The Christmas fun continues outside in the garden, where the family have a snow machine, Christmas lights and a snowflake projector.

And older brother Alfie has not been forgotten, as the Trust provided him with a new laptop to enable him to keep up with his schoolwork and stay in touch with friends and family.

Amy said: “Alfie has had to grow up so much in the last couple of years, I’m so proud of him. He has seen trauma with his little brother that many adults will never have to go through, he knows how to use suction and give oxygen to Frazer.

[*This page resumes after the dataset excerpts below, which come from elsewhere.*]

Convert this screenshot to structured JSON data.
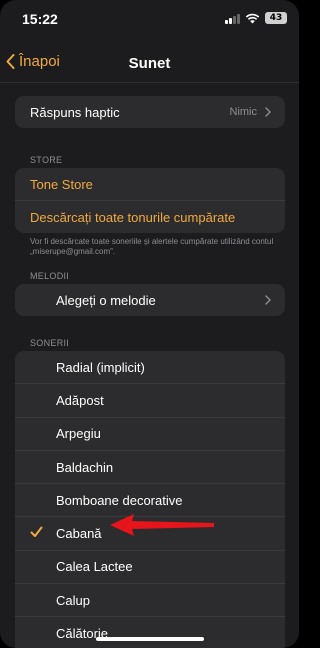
{
  "status_bar": {
    "time": "15:22",
    "battery": "43"
  },
  "nav": {
    "back_label": "Înapoi",
    "title": "Sunet"
  },
  "haptic": {
    "label": "Răspuns haptic",
    "value": "Nimic"
  },
  "store": {
    "header": "STORE",
    "items": [
      {
        "label": "Tone Store"
      },
      {
        "label": "Descărcați toate tonurile cumpărate"
      }
    ],
    "footnote": "Vor fi descărcate toate soneriile și alertele cumpărate utilizând contul „miserupe@gmail.com”."
  },
  "melodies": {
    "header": "MELODII",
    "item_label": "Alegeți o melodie"
  },
  "ringtones": {
    "header": "SONERII",
    "selected_index": 5,
    "items": [
      {
        "label": "Radial (implicit)"
      },
      {
        "label": "Adăpost"
      },
      {
        "label": "Arpegiu"
      },
      {
        "label": "Baldachin"
      },
      {
        "label": "Bomboane decorative"
      },
      {
        "label": "Cabană"
      },
      {
        "label": "Calea Lactee"
      },
      {
        "label": "Calup"
      },
      {
        "label": "Călătorie"
      }
    ]
  },
  "colors": {
    "accent": "#f0a93e",
    "annotation_arrow": "#e8141b",
    "background": "#1c1c1e",
    "group": "#2c2c2e"
  },
  "icons": {
    "back": "chevron-left-icon",
    "disclosure": "chevron-right-icon",
    "selected": "checkmark-icon",
    "annotation": "red-arrow-icon"
  }
}
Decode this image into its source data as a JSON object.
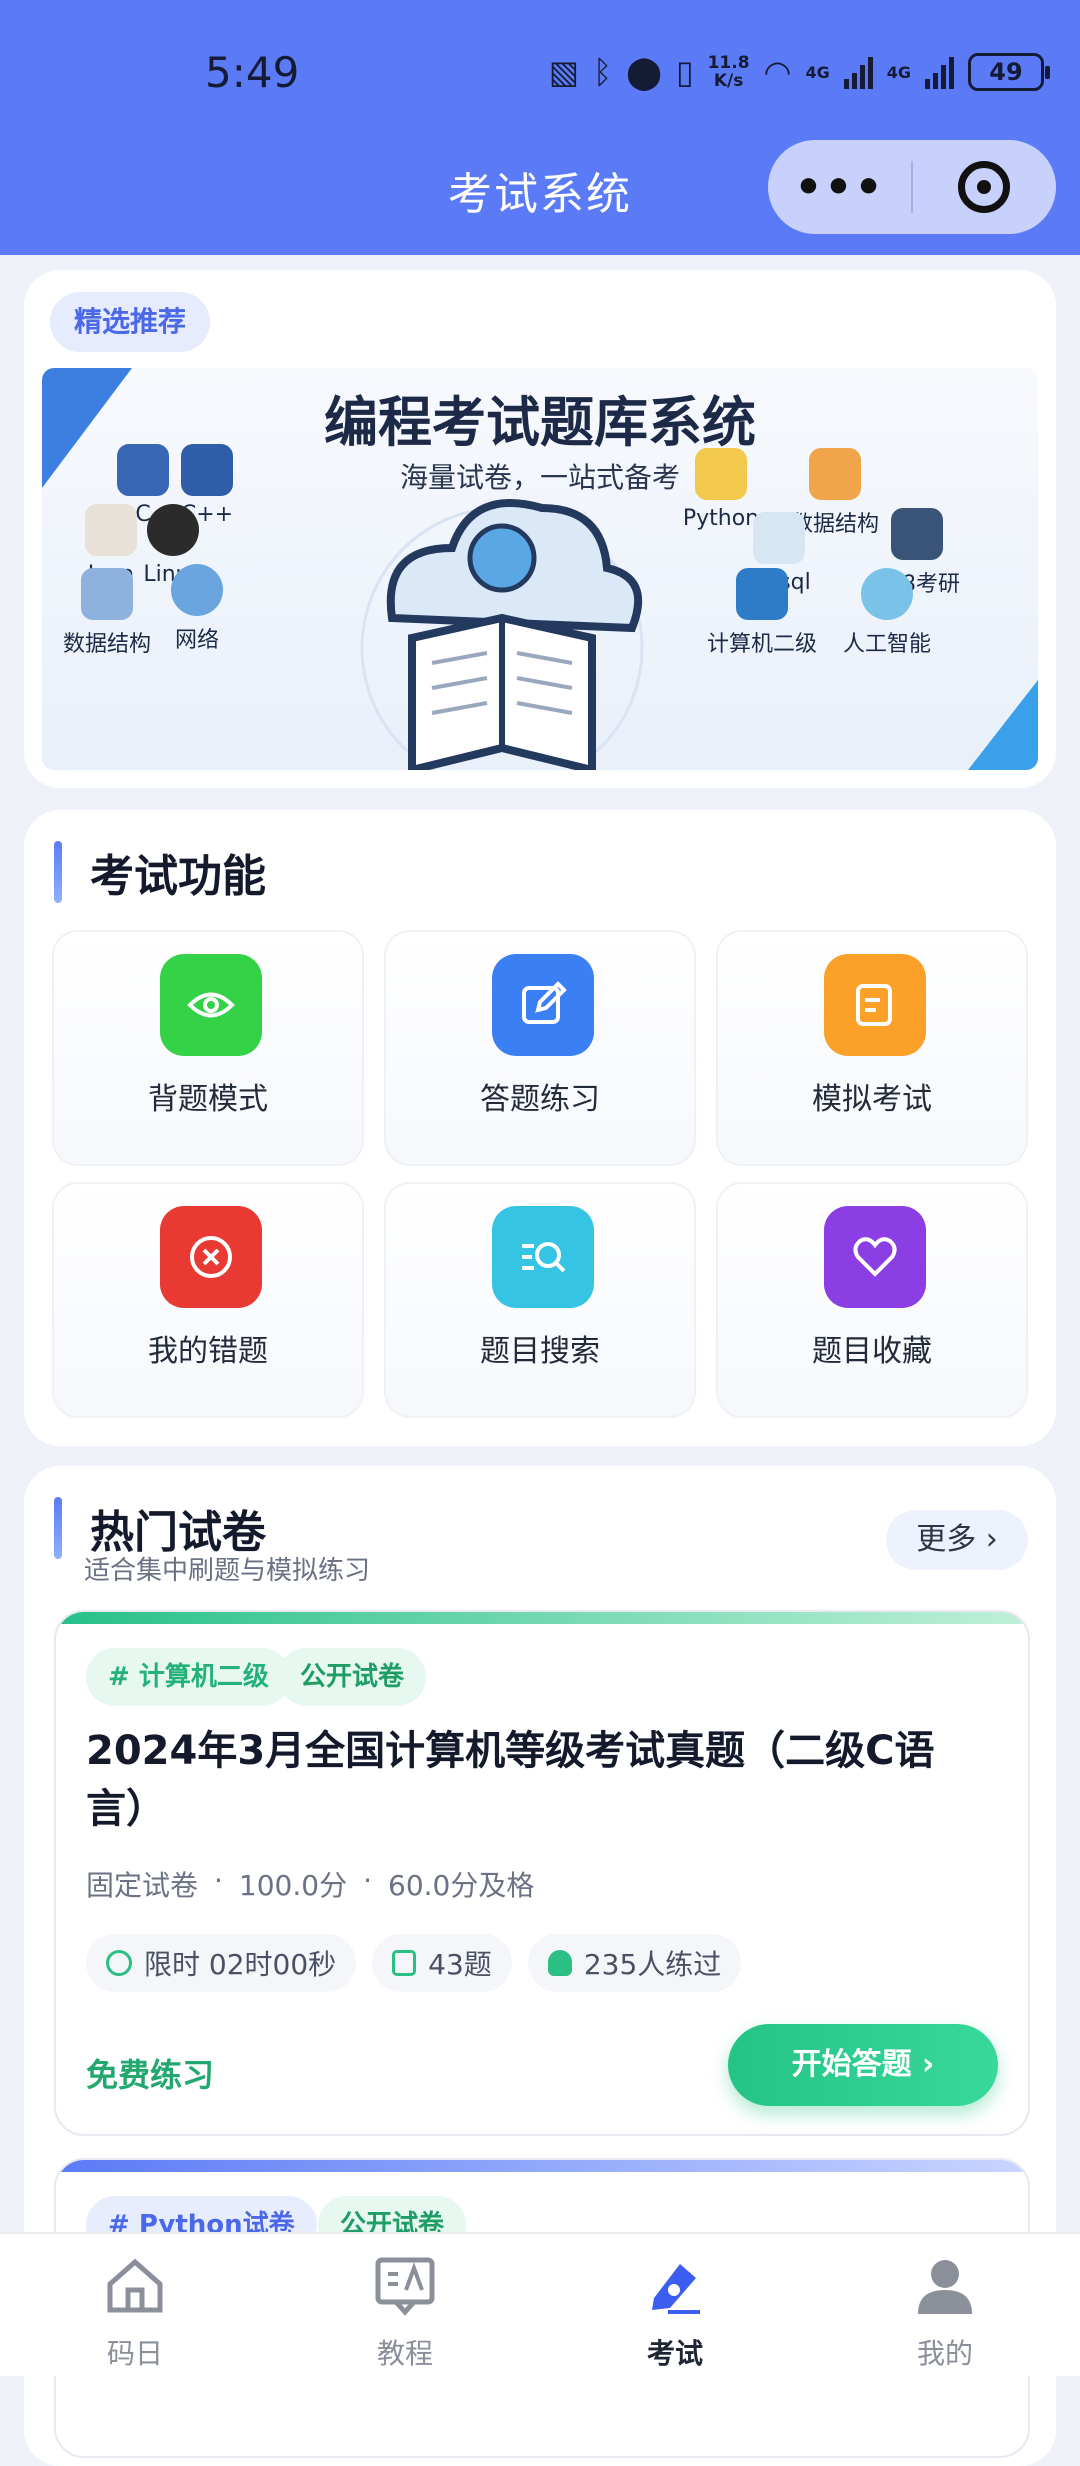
{
  "status_bar": {
    "time": "5:49",
    "net_speed_top": "11.8",
    "net_speed_bottom": "K/s",
    "sig1": "4G",
    "sig2": "4G",
    "battery": "49"
  },
  "nav": {
    "title": "考试系统",
    "more_glyph": "•••"
  },
  "banner": {
    "pill": "精选推荐",
    "title": "编程考试题库系统",
    "subtitle": "海量试卷，一站式备考",
    "tech_left": [
      "C",
      "C++",
      "Java",
      "Linux",
      "数据结构",
      "网络"
    ],
    "tech_right": [
      "Python",
      "数据结构",
      "Mysql",
      "408考研",
      "计算机二级",
      "人工智能"
    ]
  },
  "functions": {
    "title": "考试功能",
    "items": [
      {
        "label": "背题模式",
        "icon": "eye-icon",
        "color": "#34d246"
      },
      {
        "label": "答题练习",
        "icon": "edit-icon",
        "color": "#3b7ff5"
      },
      {
        "label": "模拟考试",
        "icon": "note-icon",
        "color": "#fba028"
      },
      {
        "label": "我的错题",
        "icon": "x-circle-icon",
        "color": "#e83a33"
      },
      {
        "label": "题目搜索",
        "icon": "search-list-icon",
        "color": "#36c4e4"
      },
      {
        "label": "题目收藏",
        "icon": "heart-icon",
        "color": "#8a3ee3"
      }
    ]
  },
  "hot": {
    "title": "热门试卷",
    "subtitle": "适合集中刷题与模拟练习",
    "more": "更多",
    "papers": [
      {
        "tag": "# 计算机二级",
        "public": "公开试卷",
        "title": "2024年3月全国计算机等级考试真题（二级C语言）",
        "meta": [
          "固定试卷",
          "·",
          "100.0分",
          "·",
          "60.0分及格"
        ],
        "time_limit": "限时 02时00秒",
        "questions": "43题",
        "practiced": "235人练过",
        "free_label": "免费练习",
        "start": "开始答题"
      },
      {
        "tag": "# Python试卷",
        "public": "公开试卷"
      }
    ]
  },
  "tabs": [
    {
      "label": "码日",
      "icon": "home-icon"
    },
    {
      "label": "教程",
      "icon": "tutorial-icon"
    },
    {
      "label": "考试",
      "icon": "pen-icon"
    },
    {
      "label": "我的",
      "icon": "user-icon"
    }
  ],
  "active_tab": "考试"
}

“During lockdown we had to shield because of Frazer’s condition, so Alfie’s not been allowed to have any friends over. Having his own laptop means he can play games online with his friends and also keep up with all his homework.”

While Frazer’s exact prognosis is uncertain, children with Batten disease usually live to between eight and 12 years old. At the start of the year doctors told Amy to prepare that Frazer might not make it to the summer.

She said: “We were not expecting to be able to celebrate Christmas this year, so I’m very thankful that we can all be together. And to have such a magical grotto in our home that Frazer adores is an amazing gift.

“We don’t know if we’ll have another Christmas with Frazer, so spending time together and knowing that both the boys will really enjoy Christmas this year is very special.”